Posted 22 August 2014 - 12:27 PM
Within our dataset of several million visitors, only one in 892,222 browsers have the same fingerprint as yours.
Currently, we estimate that your browser has a fingerprint that conveys 19.77 bits of identifying information.
The measurements we used to obtain this result are listed below. You can read more about our methodology, statistical results, and some defenses against fingerprinting in this article.
I wonder how that stacks up against the latest greatest computer security. Is it bad because it's unique and I have a bullseye on my back, or is it good because it's too old to be susceptible to modern spying devices?
Either way, it's not going to dissuade me from using this system. As I prefer it for many other reasons besides security.
Anyway, thanks for link.
Maybe some other folks will post their data too :-)
Edited by LostInSpace2012, 22 August 2014 - 12:30 PM.
Posted 22 August 2014 - 12:51 PM
Your browser fingerprint appears to be unique among the 4,461,184 tested so far.
Currently, we estimate that your browser has a fingerprint that conveys at least 22.09 bits of identifying information.
Bold red is mine. The above quotation refers to my XP SP3, using FF esr 24.7... The plugins I use are the source of most of the uniqueness.

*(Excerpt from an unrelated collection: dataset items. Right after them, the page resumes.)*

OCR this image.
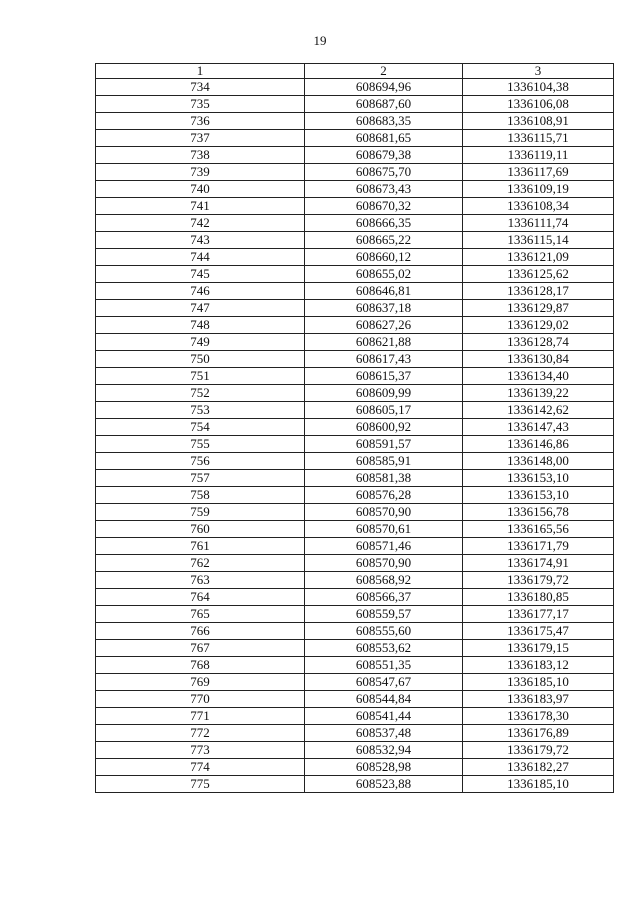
19
1	2	3
734	608694,96	1336104,38
735	608687,60	1336106,08
736	608683,35	1336108,91
737	608681,65	1336115,71
738	608679,38	1336119,11
739	608675,70	1336117,69
740	608673,43	1336109,19
741	608670,32	1336108,34
742	608666,35	1336111,74
743	608665,22	1336115,14
744	608660,12	1336121,09
745	608655,02	1336125,62
746	608646,81	1336128,17
747	608637,18	1336129,87
748	608627,26	1336129,02
749	608621,88	1336128,74
750	608617,43	1336130,84
751	608615,37	1336134,40
752	608609,99	1336139,22
753	608605,17	1336142,62
754	608600,92	1336147,43
755	608591,57	1336146,86
756	608585,91	1336148,00
757	608581,38	1336153,10
758	608576,28	1336153,10
759	608570,90	1336156,78
760	608570,61	1336165,56
761	608571,46	1336171,79
762	608570,90	1336174,91
763	608568,92	1336179,72
764	608566,37	1336180,85
765	608559,57	1336177,17
766	608555,60	1336175,47
767	608553,62	1336179,15
768	608551,35	1336183,12
769	608547,67	1336185,10
770	608544,84	1336183,97
771	608541,44	1336178,30
772	608537,48	1336176,89
773	608532,94	1336179,72
774	608528,98	1336182,27
775	608523,88	1336185,10
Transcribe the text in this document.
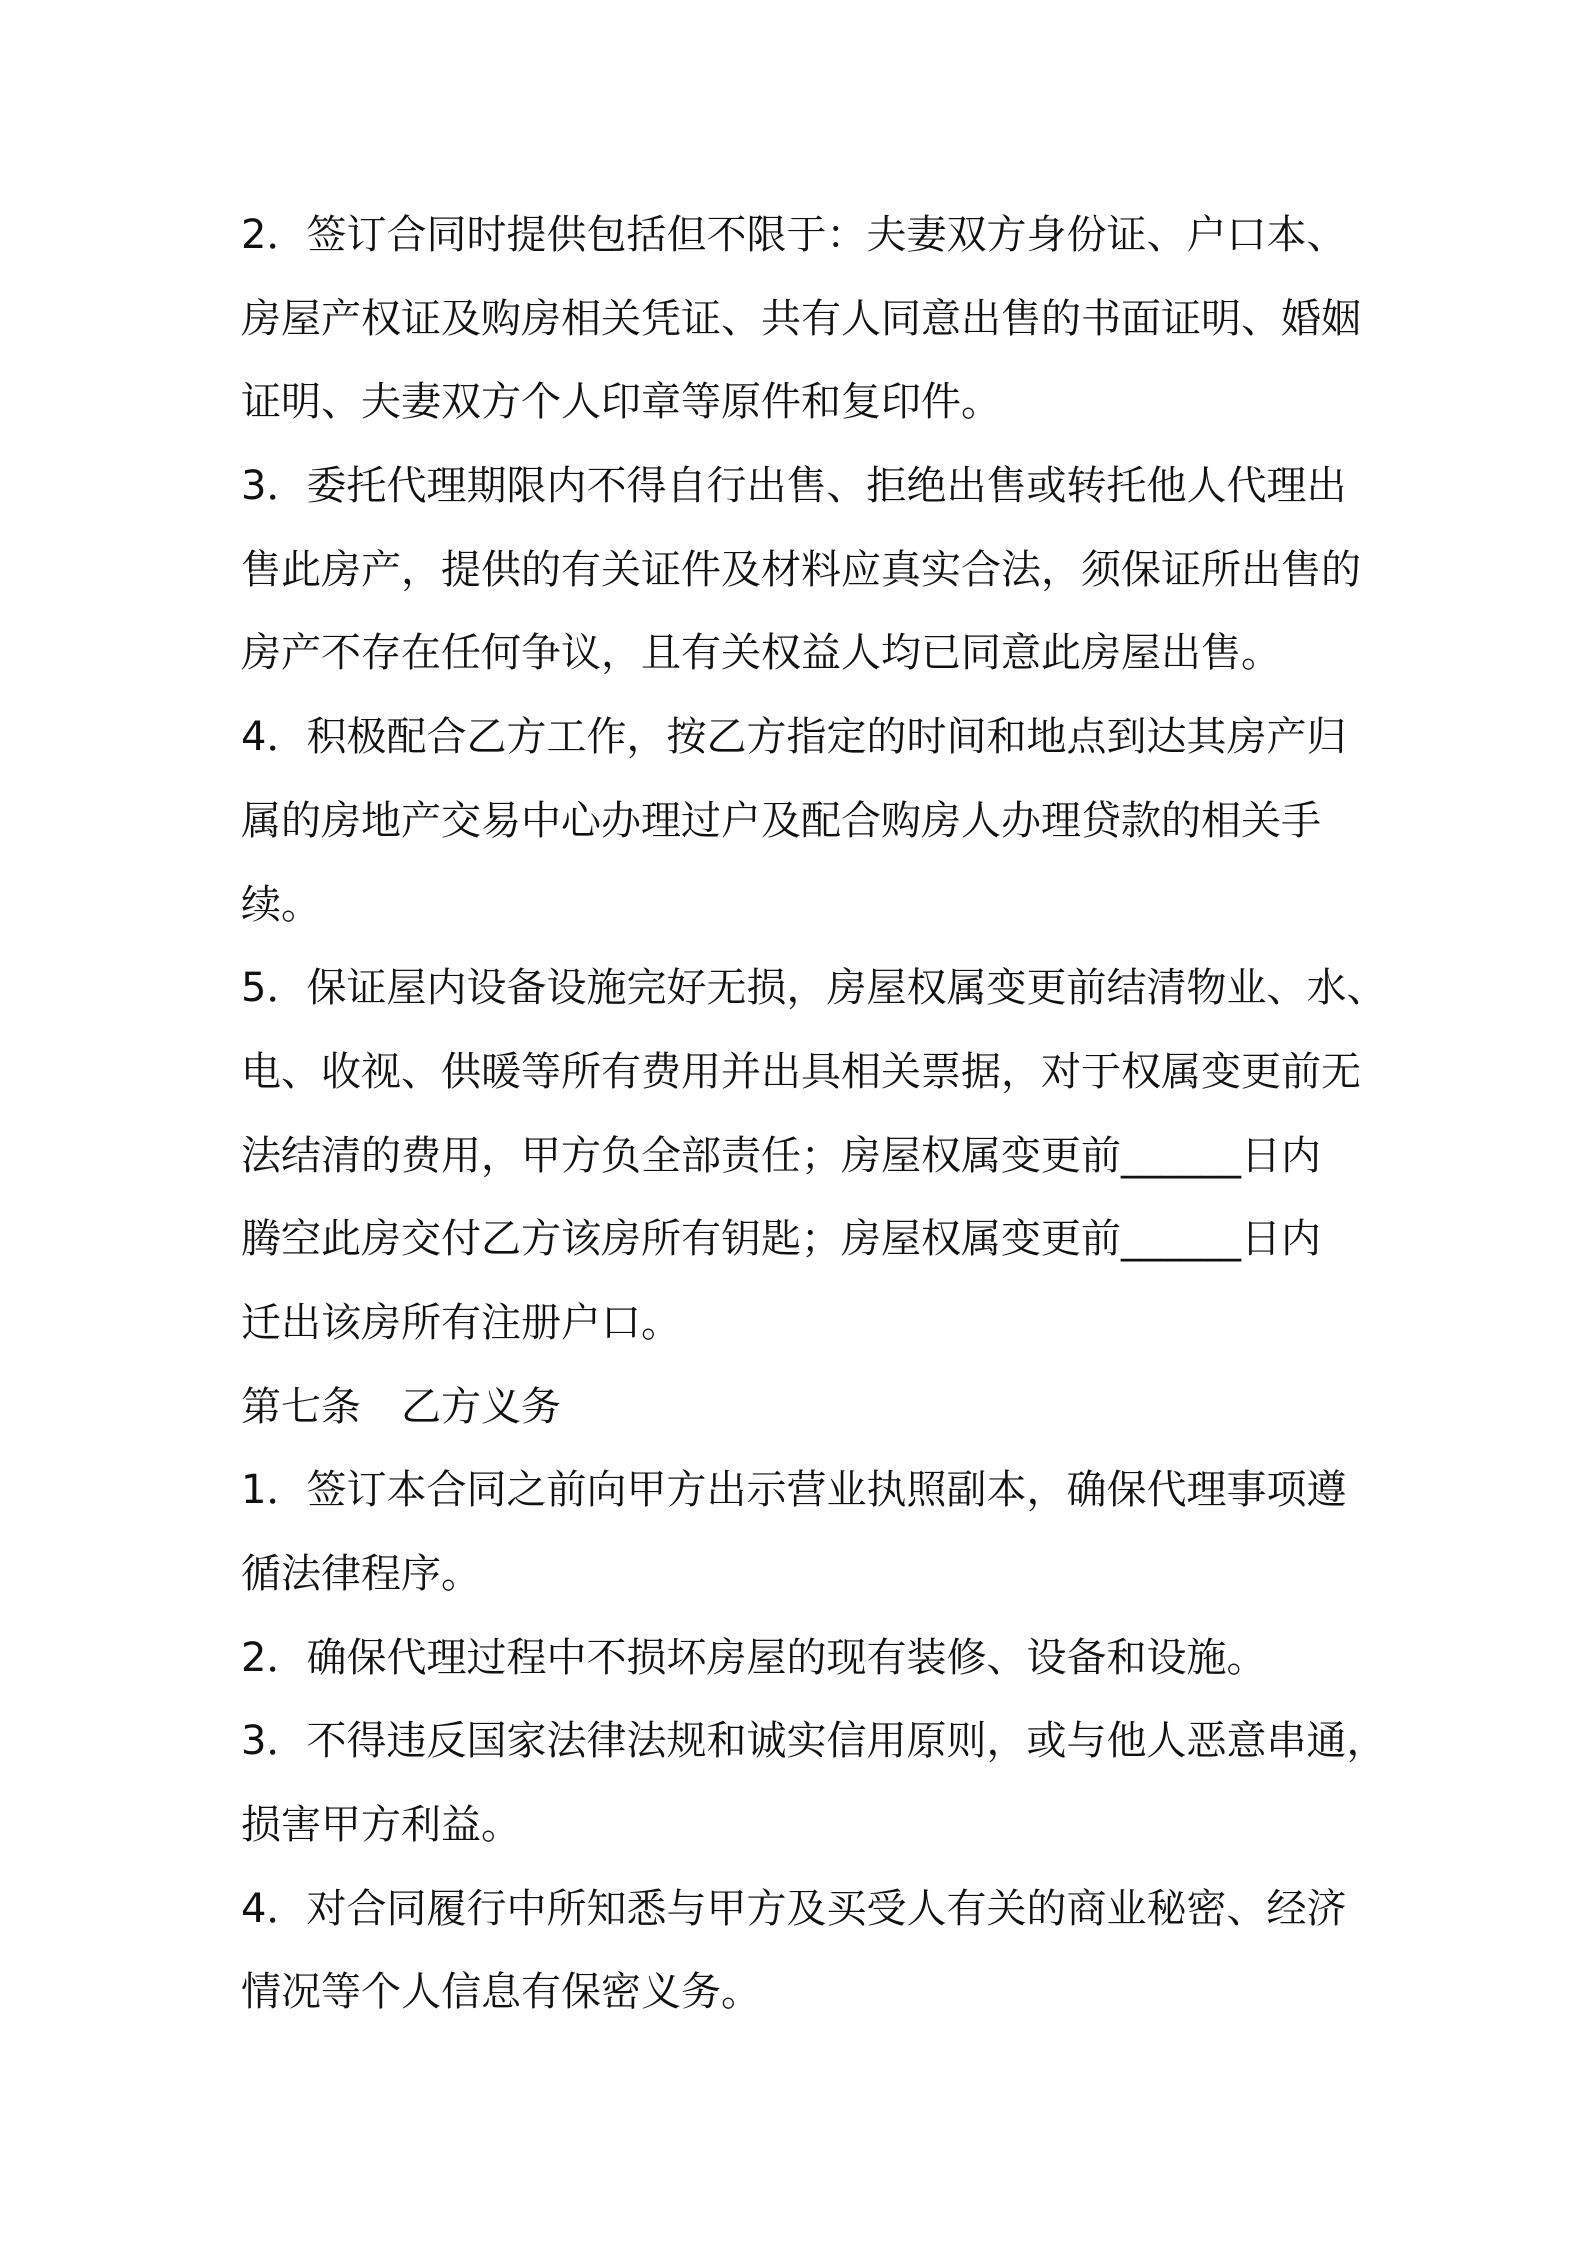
2．签订合同时提供包括但不限于：夫妻双方身份证、户口本、
房屋产权证及购房相关凭证、共有人同意出售的书面证明、婚姻
证明、夫妻双方个人印章等原件和复印件。
3．委托代理期限内不得自行出售、拒绝出售或转托他人代理出
售此房产，提供的有关证件及材料应真实合法，须保证所出售的
房产不存在任何争议，且有关权益人均已同意此房屋出售。
4．积极配合乙方工作，按乙方指定的时间和地点到达其房产归
属的房地产交易中心办理过户及配合购房人办理贷款的相关手
续。
5．保证屋内设备设施完好无损，房屋权属变更前结清物业、水、
电、收视、供暖等所有费用并出具相关票据，对于权属变更前无
法结清的费用，甲方负全部责任；房屋权属变更前______日内
腾空此房交付乙方该房所有钥匙；房屋权属变更前______日内
迁出该房所有注册户口。
第七条　乙方义务
1．签订本合同之前向甲方出示营业执照副本，确保代理事项遵
循法律程序。
2．确保代理过程中不损坏房屋的现有装修、设备和设施。
3．不得违反国家法律法规和诚实信用原则，或与他人恶意串通，
损害甲方利益。
4．对合同履行中所知悉与甲方及买受人有关的商业秘密、经济
情况等个人信息有保密义务。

One's best bet at anonymity seems to be to use a totally plain vanilla (preferably heavily sandboxed) IE or FF installation. Go figure!
Even then, stylometry can identify one, and make no mistake, 5000 words is needed for singling one very adept at hiding one's style, not average users.
Posted 22 August 2014 - 08:32 PM
Here's a Tech Republic article about the Panopticlick test:
^ A brief explanation, without needing to download the PDF from panopticlick website.
Edited by LostInSpace2012, 22 August 2014 - 08:34 PM.
Posted 23 August 2014 - 05:26 AM
LostInSpace ... Thanks for posting this information. I also use K-Meleon ... have KM v22.214.171.124.6 by JamesD but just in the last few days found a newer version by adodupan ... K-Meleon 1.8. build 24. Many web pages look and read better ... I just added a new User Agent to it a few minutes ago. I have this UA also added to KM v1.6.
It is ...
Mozilla/5.0 (compatible; Googlebot/2.1; +http://www.google.com/bot.html)
It not 100 % but it does cut down on some information being shown ... I'm still looking for something better for just surfing. I have a Firefox 25 UA ID string since it works with my banking and other secure sites.
I also have Proxomitron running most of the time which also changes some ID information ... sometimes I have to put it on "Bypass", but not often ... using the Sidki filter set. It makes the Google Search Page very usable and pleasant to look at ... no ads and a Dark Blue color ... the only way to go into Google Search ... there is also a choice of Dark Gray and Light Blue for the Google page color ... Dark Blue is the default color.
Also to add ... I have many UA / Browser information websites saved in a folder but I had not heard of those posted by dencorso or DosProbie ... both very good for details.
Edited by monroe, 23 August 2014 - 05:58 AM.